I think you are saying that your brother who died left all of his property to his son (either by Will or by as his sole heir if he did not have a Will); but, he left instructions with the apartment manager that his car should go to you. Unfortunately, his instructions to the apartment manager would need to qualify either as a Will or as a trust for them to be effective after his death. He could have given you his car during his life; but, to have a gift effective after he died he would need to make a Will or a trust. Based on the information that you provided, the son gets the car; you do not. Sorry.
The car and all other assets owned by your brother will pass to the heirs of your brother through the Probate court by way of the will or by intestate succession or to other owners by joint tenancy.
Assuming the nephew is the only direct heir of your brother, he is entitled to receive and take possession all of his father's possessions, regardless of what your brother told the apartment manager.
A will is the way that people make sure their wishes are carried out after they die with regard to their property. A probate court, not an apartment manager, give a properly probated will legal authority. Your brother apparently did not have a will, so the law of intestate succession (dying without a will) applies and in most, if not all, states (certainly Texas) his wife and children would receive his property instead of you as a sibling.
Who receives property after someone dies follows specific laws. If there was a valid will, the property follows the directions of the will. If there was no will, the property is divided by operation of law. I would need more information to determine who gets the car. It is likely not up to your nephew unless the title is in his name. You need to meet with a probate lawyer.
An "instruction" is not binding unless it is contained in a properly executed will or trust, or unless there has been a pre-death transfer from your brother. He should have either put this in his will or given the car to you in his lifetime.

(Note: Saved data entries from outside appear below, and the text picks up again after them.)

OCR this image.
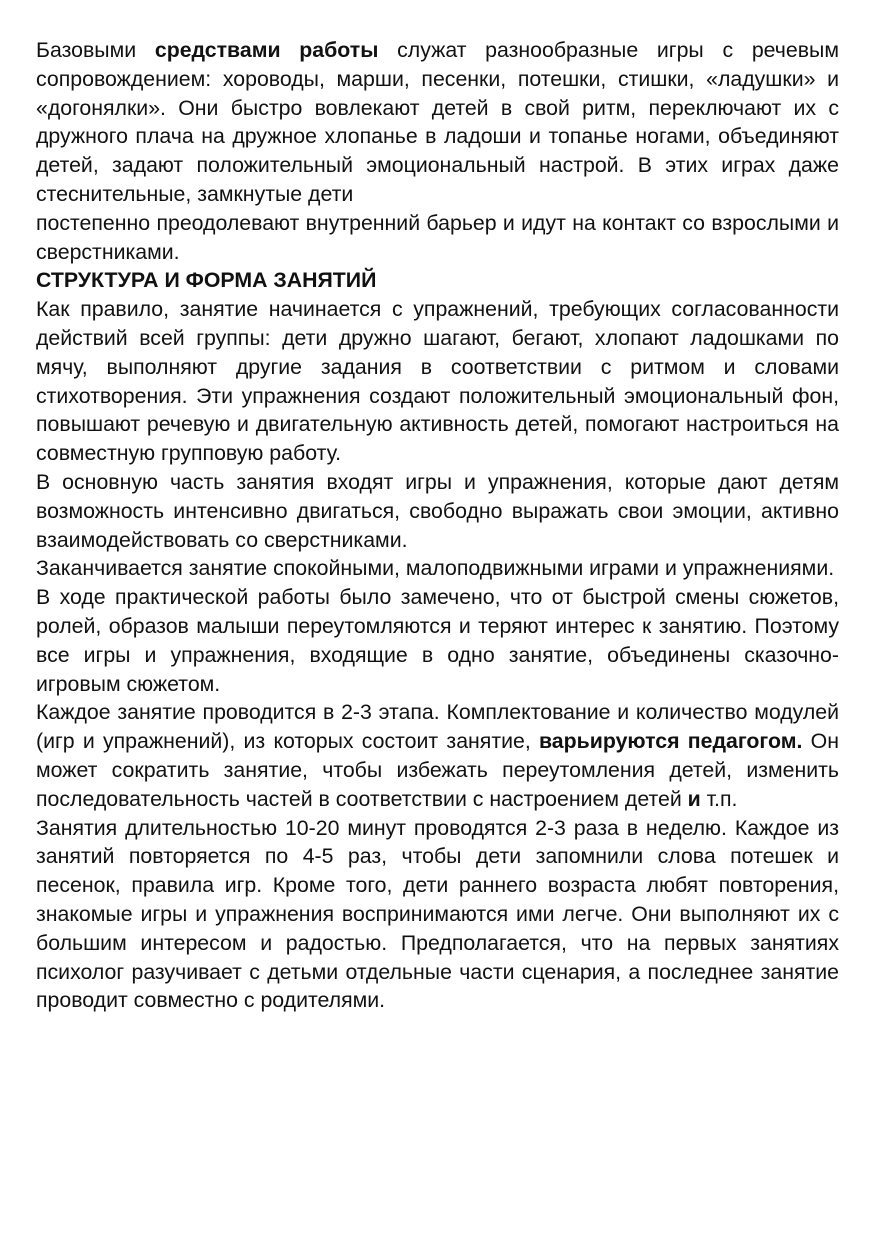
Базовыми средствами работы служат разнообразные игры с речевым сопровождением: хороводы, марши, песенки, потешки, стишки, «ладушки» и «догонялки». Они быстро вовлекают детей в свой ритм, переключают их с дружного плача на дружное хлопанье в ладоши и топанье ногами, объединяют детей, задают положительный эмоциональный настрой. В этих играх даже стеснительные, замкнутые дети

постепенно преодолевают внутренний барьер и идут на контакт со взрослыми и сверстниками.

СТРУКТУРА И ФОРМА ЗАНЯТИЙ

Как правило, занятие начинается с упражнений, требующих согласованности действий всей группы: дети дружно шагают, бегают, хлопают ладошками по мячу, выполняют другие задания в соответствии с ритмом и словами стихотворения. Эти упражнения создают положительный эмоциональный фон, повышают речевую и двигательную активность детей, помогают настроиться на совместную групповую работу.

В основную часть занятия входят игры и упражнения, которые дают детям возможность интенсивно двигаться, свободно выражать свои эмоции, активно взаимодействовать со сверстниками.

Заканчивается занятие спокойными, малоподвижными играми и упражнениями.

В ходе практической работы было замечено, что от быстрой смены сюжетов, ролей, образов малыши переутомляются и теряют интерес к занятию. Поэтому все игры и упражнения, входящие в одно занятие, объединены сказочно-игровым сюжетом.

Каждое занятие проводится в 2-3 этапа. Комплектование и количество модулей (игр и упражнений), из которых состоит занятие, варьируются педагогом. Он может сократить занятие, чтобы избежать переутомления детей, изменить последовательность частей в соответствии с настроением детей и т.п.

Занятия длительностью 10-20 минут проводятся 2-3 раза в неделю. Каждое из занятий повторяется по 4-5 раз, чтобы дети запомнили слова потешек и песенок, правила игр. Кроме того, дети раннего возраста любят повторения, знакомые игры и упражнения воспринимаются ими легче. Они выполняют их с большим интересом и радостью. Предполагается, что на первых занятиях психолог разучивает с детьми отдельные части сценария, а последнее занятие проводит совместно с родителями.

With very few exceptions, instructions regarding the distribution of a person's assets upon death must be in writing and properly executed to be effective. If your brother had no valid will, then his net remaining assets after all debts and expenses have been paid must be distributed according to the laws of intestacy in his state of residence. In Wisconsin, assuming your brother was unmarried at the time of his death, then his estate should be distributed to his children, in equal shares.

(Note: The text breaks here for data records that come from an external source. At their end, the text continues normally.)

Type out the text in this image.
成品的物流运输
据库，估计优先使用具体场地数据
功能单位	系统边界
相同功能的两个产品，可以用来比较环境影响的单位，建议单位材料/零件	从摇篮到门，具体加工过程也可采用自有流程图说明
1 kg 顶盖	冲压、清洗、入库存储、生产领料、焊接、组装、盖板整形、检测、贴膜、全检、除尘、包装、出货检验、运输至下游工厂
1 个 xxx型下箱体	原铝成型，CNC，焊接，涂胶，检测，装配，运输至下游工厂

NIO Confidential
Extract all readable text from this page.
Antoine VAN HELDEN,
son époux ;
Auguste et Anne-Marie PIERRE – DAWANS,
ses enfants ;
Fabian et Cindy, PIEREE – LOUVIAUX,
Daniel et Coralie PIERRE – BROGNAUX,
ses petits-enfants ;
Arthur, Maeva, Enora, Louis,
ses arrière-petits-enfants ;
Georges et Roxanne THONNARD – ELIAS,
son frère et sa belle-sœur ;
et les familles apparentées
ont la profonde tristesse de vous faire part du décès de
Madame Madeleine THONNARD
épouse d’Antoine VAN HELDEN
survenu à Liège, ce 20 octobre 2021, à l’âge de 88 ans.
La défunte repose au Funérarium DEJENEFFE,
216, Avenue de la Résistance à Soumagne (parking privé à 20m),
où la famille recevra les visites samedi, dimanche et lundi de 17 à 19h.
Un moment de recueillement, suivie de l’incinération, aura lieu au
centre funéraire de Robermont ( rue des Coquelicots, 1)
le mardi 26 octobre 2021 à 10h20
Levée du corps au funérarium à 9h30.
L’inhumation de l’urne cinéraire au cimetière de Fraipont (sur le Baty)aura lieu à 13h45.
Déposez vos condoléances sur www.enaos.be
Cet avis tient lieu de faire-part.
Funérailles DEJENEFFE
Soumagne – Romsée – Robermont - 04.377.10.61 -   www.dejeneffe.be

The apartment manager has no right to control ownership of the car; and your brother's verbal instructions cannot be proven especially if they conflict with what is written in his will.

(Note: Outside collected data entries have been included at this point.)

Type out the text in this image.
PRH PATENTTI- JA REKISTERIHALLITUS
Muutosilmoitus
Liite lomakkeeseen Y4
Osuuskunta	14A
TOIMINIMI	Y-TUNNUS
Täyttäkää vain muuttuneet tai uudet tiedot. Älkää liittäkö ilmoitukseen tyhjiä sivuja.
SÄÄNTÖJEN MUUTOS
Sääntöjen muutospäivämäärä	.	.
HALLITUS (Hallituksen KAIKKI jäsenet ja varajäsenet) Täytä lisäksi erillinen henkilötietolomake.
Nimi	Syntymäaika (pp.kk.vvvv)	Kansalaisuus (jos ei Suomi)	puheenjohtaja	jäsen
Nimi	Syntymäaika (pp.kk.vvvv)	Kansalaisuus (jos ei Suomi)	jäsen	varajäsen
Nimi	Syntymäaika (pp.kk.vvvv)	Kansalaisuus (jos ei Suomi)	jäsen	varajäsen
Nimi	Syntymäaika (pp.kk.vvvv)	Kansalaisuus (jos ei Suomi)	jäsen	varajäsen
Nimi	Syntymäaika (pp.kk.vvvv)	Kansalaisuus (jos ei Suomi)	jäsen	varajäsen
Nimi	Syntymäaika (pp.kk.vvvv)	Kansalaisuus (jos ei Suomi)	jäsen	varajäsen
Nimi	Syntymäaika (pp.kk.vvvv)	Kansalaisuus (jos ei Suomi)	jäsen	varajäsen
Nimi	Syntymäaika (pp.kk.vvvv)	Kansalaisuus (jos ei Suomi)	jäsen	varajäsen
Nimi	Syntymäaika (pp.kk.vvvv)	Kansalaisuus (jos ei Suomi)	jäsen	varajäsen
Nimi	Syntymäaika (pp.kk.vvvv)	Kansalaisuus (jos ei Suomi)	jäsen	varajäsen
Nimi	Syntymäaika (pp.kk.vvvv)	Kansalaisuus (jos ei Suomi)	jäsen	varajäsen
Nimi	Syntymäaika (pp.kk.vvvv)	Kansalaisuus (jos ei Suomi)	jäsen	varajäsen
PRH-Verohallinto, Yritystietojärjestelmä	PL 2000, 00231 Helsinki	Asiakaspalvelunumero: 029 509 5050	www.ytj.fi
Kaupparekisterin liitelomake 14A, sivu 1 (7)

An oral promise to leave property is probably not legally enforceable. Your brother could have done a number of things to ensure that you would receive the vehicle, chief among them being to leave a Will to that effect. Since he did not do that, his assets all pass to his heir(s), which suggests that the nephew gets the car. If he knows that his father wanted you to have it, morally, he should give you the car. Legally, he does not need to.
If the bequests are in writing .. such as a will .. you can force it..otherwise.. your brothers heirs at law.. in this case his children get everything.
This is a complicated question. First, whose name is on the title to the car. Assuming it is your deceased brother then it may be necessary to go to probate. If the value is not high, it may not be necessary. The next question is whether your brother left a Will and the total value of the estate. Another issue is whether your nephew is an adult or minor, that may impact the result. Also, another issue is whether oral wills or trusts are valid in the state where your brother died and whether his statements to the apartment manager may satisfy those requirements. I urge you to assemble the answers to those questions to the best of your ability and meet with an attorney to discuss the matter.
Your claim on the automobile is invalid. Nevada Statutes 133.100 state that oral wills (nuncupative wills) are invalid. Your brother's statement to the apartment manager, without being supported by a writing which would qualify as a will, cannot be carried out because it is only an oral will.
Who paid the funeral bill. Title to the automobile can be transferred under the Michigan Motor Vehicle Code. Otherwise it must be probated. In these cases the car can be kept or sold to reimburse funeral expenses or to repay debts of the decedent. A devise is valid if it is a testamentary writing. See an attorney to determine your rights.
Unfortunately, there is very little that you can do. You appear to be claiming that your brother made an "oral will" with respect to his car. This type of will is not enforceable in California. If your brother had a will, then the car will go to whomever the will names. If your brother did not have a will, then the property passes by way of intestate succession. Assuming your brother was not married at the time of his passing, the car (and all his other property) would pass to your brother's children.